Certainly, she had made the wrong plan for meeting him. Thoughtlessly, she had brought along the pass that would get him into the owners’ enclosure. If she went in there with it, then he would not be able to get in there himself. She should have left it at the hotel, but she hadn’t been sure he would go to the hotel if he were really late. Now, standing among the regular patrons of the track, she saw that it would be astounding if he found her. She made her way over to the walking ring, which was built like a theater in the round. Tiers and tiers of staring faces looked down upon the horses they were just bringing out for the first race, and the horses looked like alien beings, as they always did if the crowd was very big. There were a lot of horses in the first race—twenty or something like that. Rosalind picked out the winner at once—number seven, brown, two white hind fetlocks. Her powers had modified themselves recently. Instead of bestowing wishes, she now seemed to recognize those upon whom wishes had already been bestowed. It was something of a relief. She scanned the tiers of faces, but Al’s wasn’t among them.

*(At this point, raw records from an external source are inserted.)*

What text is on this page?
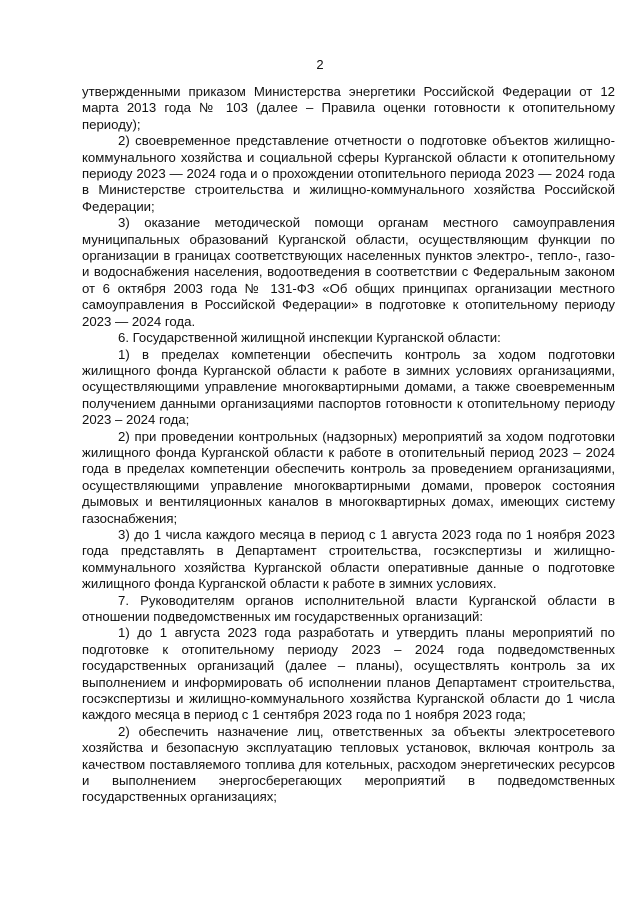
2

утвержденными приказом Министерства энергетики Российской Федерации от 12 марта 2013 года № 103 (далее – Правила оценки готовности к отопительному периоду);

2) своевременное представление отчетности о подготовке объектов жилищно-коммунального хозяйства и социальной сферы Курганской области к отопительному периоду 2023 — 2024 года и о прохождении отопительного периода 2023 — 2024 года в Министерстве строительства и жилищно-коммунального хозяйства Российской Федерации;

3) оказание методической помощи органам местного самоуправления муниципальных образований Курганской области, осуществляющим функции по организации в границах соответствующих населенных пунктов электро-, тепло-, газо- и водоснабжения населения, водоотведения в соответствии с Федеральным законом от 6 октября 2003 года № 131-ФЗ «Об общих принципах организации местного самоуправления в Российской Федерации» в подготовке к отопительному периоду 2023 — 2024 года.

6. Государственной жилищной инспекции Курганской области:

1) в пределах компетенции обеспечить контроль за ходом подготовки жилищного фонда Курганской области к работе в зимних условиях организациями, осуществляющими управление многоквартирными домами, а также своевременным получением данными организациями паспортов готовности к отопительному периоду 2023 – 2024 года;

2) при проведении контрольных (надзорных) мероприятий за ходом подготовки жилищного фонда Курганской области к работе в отопительный период 2023 – 2024 года в пределах компетенции обеспечить контроль за проведением организациями, осуществляющими управление многоквартирными домами, проверок состояния дымовых и вентиляционных каналов в многоквартирных домах, имеющих систему газоснабжения;

3) до 1 числа каждого месяца в период с 1 августа 2023 года по 1 ноября 2023 года представлять в Департамент строительства, госэкспертизы и жилищно-коммунального хозяйства Курганской области оперативные данные о подготовке жилищного фонда Курганской области к работе в зимних условиях.

7. Руководителям органов исполнительной власти Курганской области в отношении подведомственных им государственных организаций:

1) до 1 августа 2023 года разработать и утвердить планы мероприятий по подготовке к отопительному периоду 2023 – 2024 года подведомственных государственных организаций (далее – планы), осуществлять контроль за их выполнением и информировать об исполнении планов Департамент строительства, госэкспертизы и жилищно-коммунального хозяйства Курганской области до 1 числа каждого месяца в период с 1 сентября 2023 года по 1 ноября 2023 года;

2) обеспечить назначение лиц, ответственных за объекты электросетевого хозяйства и безопасную эксплуатацию тепловых установок, включая контроль за качеством поставляемого топлива для котельных, расходом энергетических ресурсов и выполнением энергосберегающих мероприятий в подведомственных государственных организациях;
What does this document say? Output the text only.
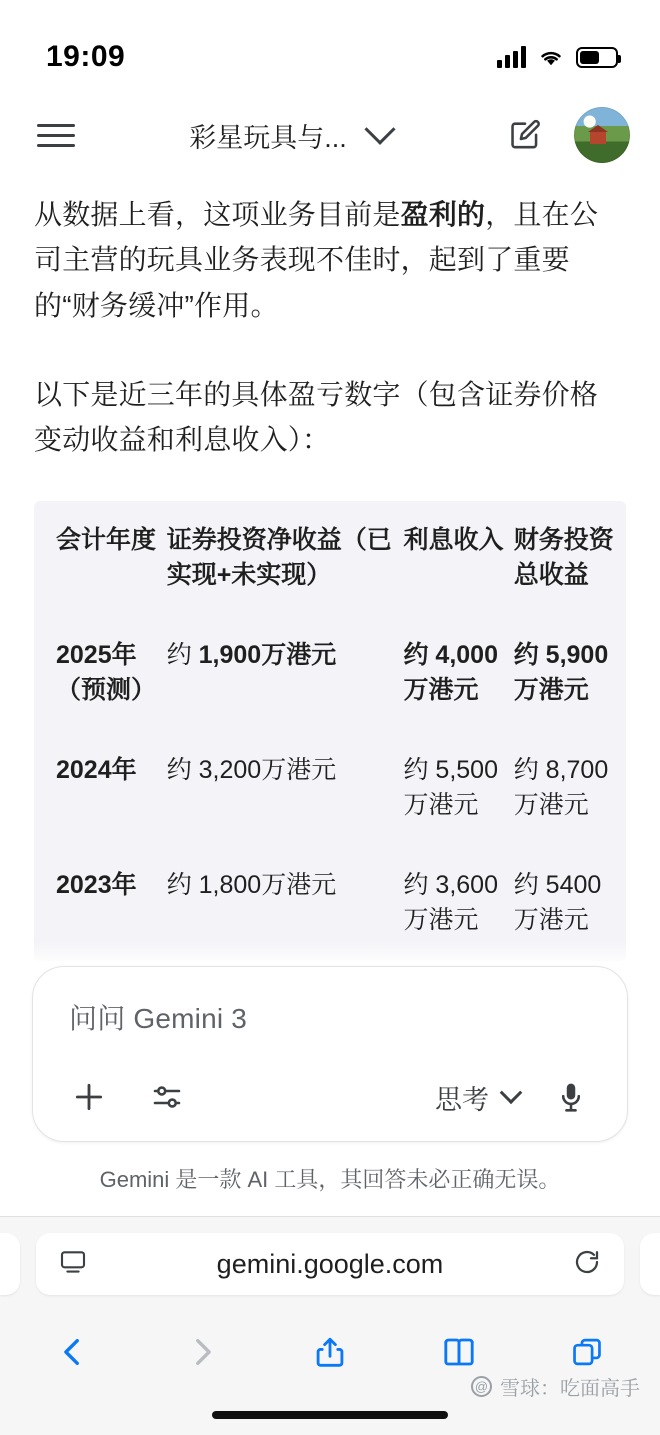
19:09
彩星玩具与...

从数据上看，这项业务目前是盈利的，且在公司主营的玩具业务表现不佳时，起到了重要的“财务缓冲”作用。

以下是近三年的具体盈亏数字（包含证券价格变动收益和利息收入）：

会计年度	证券投资净收益（已实现+未实现）	利息收入	财务投资总收益
2025年（预测）	约 1,900万港元	约 4,000万港元	约 5,900万港元
2024年	约 3,200万港元	约 5,500万港元	约 8,700万港元
2023年	约 1,800万港元	约 3,600万港元	约 5400万港元
问问 Gemini 3
思考
Gemini 是一款 AI 工具，其回答未必正确无误。
gemini.google.com
@ 雪球：吃面高手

By the fourth race, she had given up looking for him, and decided that, if there was finding to be done, it was Al who would have to do it. In this state of suspension, the looking was exhausting her, and anyway she wanted to see the horse and Farley and the others and be taken into the enclosure of privilege and given a glass of wine and a warm greeting. Eileen, who did not like the crowd at all, shivered against her, and that reminded Rosalind that it was cold here. The other dogs had coats on, which made Eileen look even more like a barbarian than she was. No doubt about it, even though she had been to Paris many times and felt quite at home there, Longchamp, where she had a horse running in the Arc, where she was about to take her rightful place at the privileged center, made her feel very Appletonian. Instead of watching the fourth
race, a sprint, she presented her pass, went through the gate and out the other side, toward the barn. Then she remembered never to assume anything, especially that Alexander P. Maybrick would not be able to enter any enclosure he might wish to enter, and that gave her a moment of hope, but when she got to Farley and Joy, they hadn’t seen him, either, and were surprised that he wasn’t with her.